LegionMammal978 · on July 5, 2024

Thank you for the more detailed explanations. I was mainly wondering about the more philosophical concern of "unintended identical hashes" causing coupling between parts of the codebase with different purposes (which may want to evolve apart in the future), which you say is thankfully rare in practice.

For instance, say you have a function which generates a certain business report, and your boss wants you to fiddle with the formatting every quarter. Your colleague has a similar function to generate a report with the same data, but according to their own boss's quarterly formatting requirements. With content-based identity, it would seem like you have to be wary of your own and your colleague's reports ever aligning, lest they have the same hash and lose their distinct identities.
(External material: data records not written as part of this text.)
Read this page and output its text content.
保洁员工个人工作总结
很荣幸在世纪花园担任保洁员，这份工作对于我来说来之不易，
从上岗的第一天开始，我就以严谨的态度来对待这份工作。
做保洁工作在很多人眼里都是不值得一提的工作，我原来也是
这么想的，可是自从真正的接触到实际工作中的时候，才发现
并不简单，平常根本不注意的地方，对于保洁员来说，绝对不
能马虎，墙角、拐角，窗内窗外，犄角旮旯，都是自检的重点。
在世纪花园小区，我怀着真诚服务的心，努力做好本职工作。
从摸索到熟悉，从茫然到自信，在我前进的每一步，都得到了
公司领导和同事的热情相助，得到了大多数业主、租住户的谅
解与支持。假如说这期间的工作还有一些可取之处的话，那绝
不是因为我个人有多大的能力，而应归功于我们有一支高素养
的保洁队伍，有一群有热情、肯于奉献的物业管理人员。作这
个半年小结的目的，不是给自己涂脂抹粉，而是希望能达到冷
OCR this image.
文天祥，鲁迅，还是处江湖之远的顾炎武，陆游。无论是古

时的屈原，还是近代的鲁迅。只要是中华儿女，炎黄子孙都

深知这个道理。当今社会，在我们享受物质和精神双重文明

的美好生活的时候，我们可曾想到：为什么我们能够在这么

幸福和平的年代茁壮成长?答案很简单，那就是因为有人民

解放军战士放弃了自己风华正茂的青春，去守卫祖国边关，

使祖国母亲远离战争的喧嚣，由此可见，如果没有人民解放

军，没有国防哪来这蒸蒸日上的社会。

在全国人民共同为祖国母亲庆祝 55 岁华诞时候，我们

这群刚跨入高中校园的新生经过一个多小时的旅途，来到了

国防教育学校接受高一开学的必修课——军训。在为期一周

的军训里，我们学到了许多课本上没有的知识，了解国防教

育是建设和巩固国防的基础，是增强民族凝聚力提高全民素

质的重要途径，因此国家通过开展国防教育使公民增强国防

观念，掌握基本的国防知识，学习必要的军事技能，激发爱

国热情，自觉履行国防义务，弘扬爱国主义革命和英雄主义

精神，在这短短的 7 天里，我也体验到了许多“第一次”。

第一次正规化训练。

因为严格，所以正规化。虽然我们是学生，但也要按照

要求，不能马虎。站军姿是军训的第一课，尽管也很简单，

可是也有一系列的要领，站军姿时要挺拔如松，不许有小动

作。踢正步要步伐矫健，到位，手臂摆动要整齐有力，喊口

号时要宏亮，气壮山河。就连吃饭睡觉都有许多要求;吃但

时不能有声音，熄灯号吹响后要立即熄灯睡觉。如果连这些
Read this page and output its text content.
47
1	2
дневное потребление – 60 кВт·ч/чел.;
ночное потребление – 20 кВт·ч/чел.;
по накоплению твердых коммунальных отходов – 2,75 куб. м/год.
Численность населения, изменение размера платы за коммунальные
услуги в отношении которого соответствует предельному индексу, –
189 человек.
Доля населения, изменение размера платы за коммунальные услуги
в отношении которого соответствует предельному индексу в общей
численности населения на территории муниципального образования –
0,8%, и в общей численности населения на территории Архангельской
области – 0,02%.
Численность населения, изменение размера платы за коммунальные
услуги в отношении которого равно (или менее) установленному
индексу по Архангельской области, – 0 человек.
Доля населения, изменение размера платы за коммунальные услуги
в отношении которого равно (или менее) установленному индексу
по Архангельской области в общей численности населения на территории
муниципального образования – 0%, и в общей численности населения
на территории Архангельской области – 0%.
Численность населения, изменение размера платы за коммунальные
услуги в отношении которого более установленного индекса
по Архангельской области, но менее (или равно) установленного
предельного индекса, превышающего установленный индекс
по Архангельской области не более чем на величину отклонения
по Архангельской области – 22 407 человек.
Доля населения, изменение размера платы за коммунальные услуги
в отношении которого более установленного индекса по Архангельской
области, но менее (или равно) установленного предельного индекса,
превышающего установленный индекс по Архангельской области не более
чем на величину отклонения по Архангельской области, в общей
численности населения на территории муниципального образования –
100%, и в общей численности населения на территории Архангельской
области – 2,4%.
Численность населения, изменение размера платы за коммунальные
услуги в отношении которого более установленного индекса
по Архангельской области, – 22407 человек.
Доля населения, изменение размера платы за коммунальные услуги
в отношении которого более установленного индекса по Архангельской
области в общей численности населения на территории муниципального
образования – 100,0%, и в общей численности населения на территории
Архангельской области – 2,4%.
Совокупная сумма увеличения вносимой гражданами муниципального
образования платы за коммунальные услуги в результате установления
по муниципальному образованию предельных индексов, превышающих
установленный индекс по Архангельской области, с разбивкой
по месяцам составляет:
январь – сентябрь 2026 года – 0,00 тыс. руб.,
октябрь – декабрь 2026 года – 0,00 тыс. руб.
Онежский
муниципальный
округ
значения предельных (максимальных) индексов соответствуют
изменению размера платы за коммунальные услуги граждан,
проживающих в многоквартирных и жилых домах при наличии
> If you really want to give two definitions different hashes even though they are functionally the same, you can introduce a minor change, like an unused binding.

Interesting. Is there at least any way to detect this condition before it occurs? (I.e., to know if you're trying to define a new function which happens to have the same hash as an existing one.)

zawodnaya · on July 6, 2024

Yes, unison detects this condition when it occurs and tells you about it.

carapace · on July 5, 2024

> two different functions ... have the same implementation

Then they are not different functions.

> It would seem like there is no way to disambiguate a function apart from its current implementation.

Right, that's the whole point.

In Unison the name of a function is a hash of its implementation. Change the implementation and you change the identity.

> how do you reliably separate the two in this model?

There is no way to confuse the two in this model.

DatoClement · on July 5, 2024

My understanding is that the unique hash is really the true identifier of the implementation. So when you change the implementation, the two functions will have two different hashes? I am not sure if this is exactly your problem.